Eoghan O’Donnell has described claims of a “toxic” atmosphere in Ger Cunningham’s Dublin hurling camp as “rubbish”.
The Whitehall man was introduced to the squad by Anthony Daly but flourished under Cork man Cunningham between 2015 and 2017.
That was despite the team going through a difficult period and several established players, some of whom have since returned, quitting or being axed.
Former Dublin defender Michael Carton was one of those to leave Cunningham’s panel and claimed in late 2016 that “it was a toxic environment” to operate in.
But O’Donnell said: “This idea of a negative atmosphere snowballed and it kind of seemed to be all that people talked about. We didn’t get the results but we had lots of poor results under Daly and previous managers too. It wasn’t down to one manager.
“The manager is there to put the structure and system in place but at the end, we step across the line. Pat Gilroy is highly regarded now but we’ve had bad days this year too so I wouldn’t blame managers or systems or structures.
“This negative atmosphere (talk), I always kind of laugh. No offence, but it’s people talking outside the camp. We had an enjoyable year. Some players had issues which is perfectly fine. It’s an amateur sport, we can’t expect people to put their lives on hold.

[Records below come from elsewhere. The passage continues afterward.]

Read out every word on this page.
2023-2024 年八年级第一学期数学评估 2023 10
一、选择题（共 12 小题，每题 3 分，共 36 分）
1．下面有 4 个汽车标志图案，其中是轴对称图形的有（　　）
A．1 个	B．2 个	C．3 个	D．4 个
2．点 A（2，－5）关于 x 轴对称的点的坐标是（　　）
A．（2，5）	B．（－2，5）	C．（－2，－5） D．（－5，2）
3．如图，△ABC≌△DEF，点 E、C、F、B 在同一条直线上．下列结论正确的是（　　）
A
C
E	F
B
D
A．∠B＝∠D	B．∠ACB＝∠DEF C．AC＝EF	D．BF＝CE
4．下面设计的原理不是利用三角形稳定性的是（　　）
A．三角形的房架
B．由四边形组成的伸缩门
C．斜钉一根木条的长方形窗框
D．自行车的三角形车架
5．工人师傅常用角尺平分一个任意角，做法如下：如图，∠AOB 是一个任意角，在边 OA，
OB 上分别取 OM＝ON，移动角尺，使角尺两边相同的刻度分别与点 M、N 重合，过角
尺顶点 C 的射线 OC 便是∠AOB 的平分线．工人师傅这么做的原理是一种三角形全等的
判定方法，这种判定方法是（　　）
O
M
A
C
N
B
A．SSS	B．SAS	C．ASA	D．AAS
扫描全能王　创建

“People want to travel, to work, to do various different things. Mark (Schutte) went to football and he won an All-Ireland, you can’t fault him for that at all.
“So I would rubbish this idea of a toxic atmosphere. It’s been discussed to death at this stage. I don’t know why it keeps getting brought up. Ger’s been gone a long time.”
O’Donnell acknowledged that having won breakthrough National League and Leinster titles in 2011 and 2013, Dublin’s form did dip in recent seasons.
“Yeah, and I suppose that’s the biggest point of frustration for us,” continued the Fitzgibbon Cup finalist with DCU. “Look at the Tipperary game this year in the league even, for the first 12 minutes or something it was 0-10 to 0-2 for us. The frustrating part was not that we didn’t keep that winning margin, but that if Tipperary scored two points we should have tagged on one ourselves whereas Tipperary got a snowball going on us and we couldn’t stop it.
“I think it’s more of a mental thing than physical attributes or skill levels. So we feel that frustration as well, that we see in training what we’re doing and the intensity of training matches and the skill levels and then it’s just not replicating on the pitch.
“It’s what Pat is working on now mainly, getting that confidence because it has been a low point, the last four or five years.”
Dublin beat Laois and Antrim in their Division 1B league campaign and outscored Galway from late in the first-half until full-time.
They also had that great start in the quarter-finals against Tipp before fading out badly.
O’Donnell is convinced they can aim for top spot in the new Leinster round robin campaign which begins at home to Kilkenny on May 13.
“I got asked a question that will we be competing for third place in the group and I would refute that completely — we use the motivation of winning the Leinster far more than we use the motivation of avoiding relegation,” said O’Donnell.
“We would consider ourselves with the Limericks, Galways, Clares. This year, probably far more so than the football, it’s as competitive as you’ll get and you probably couldn’t call who’ll win the All-Ireland.”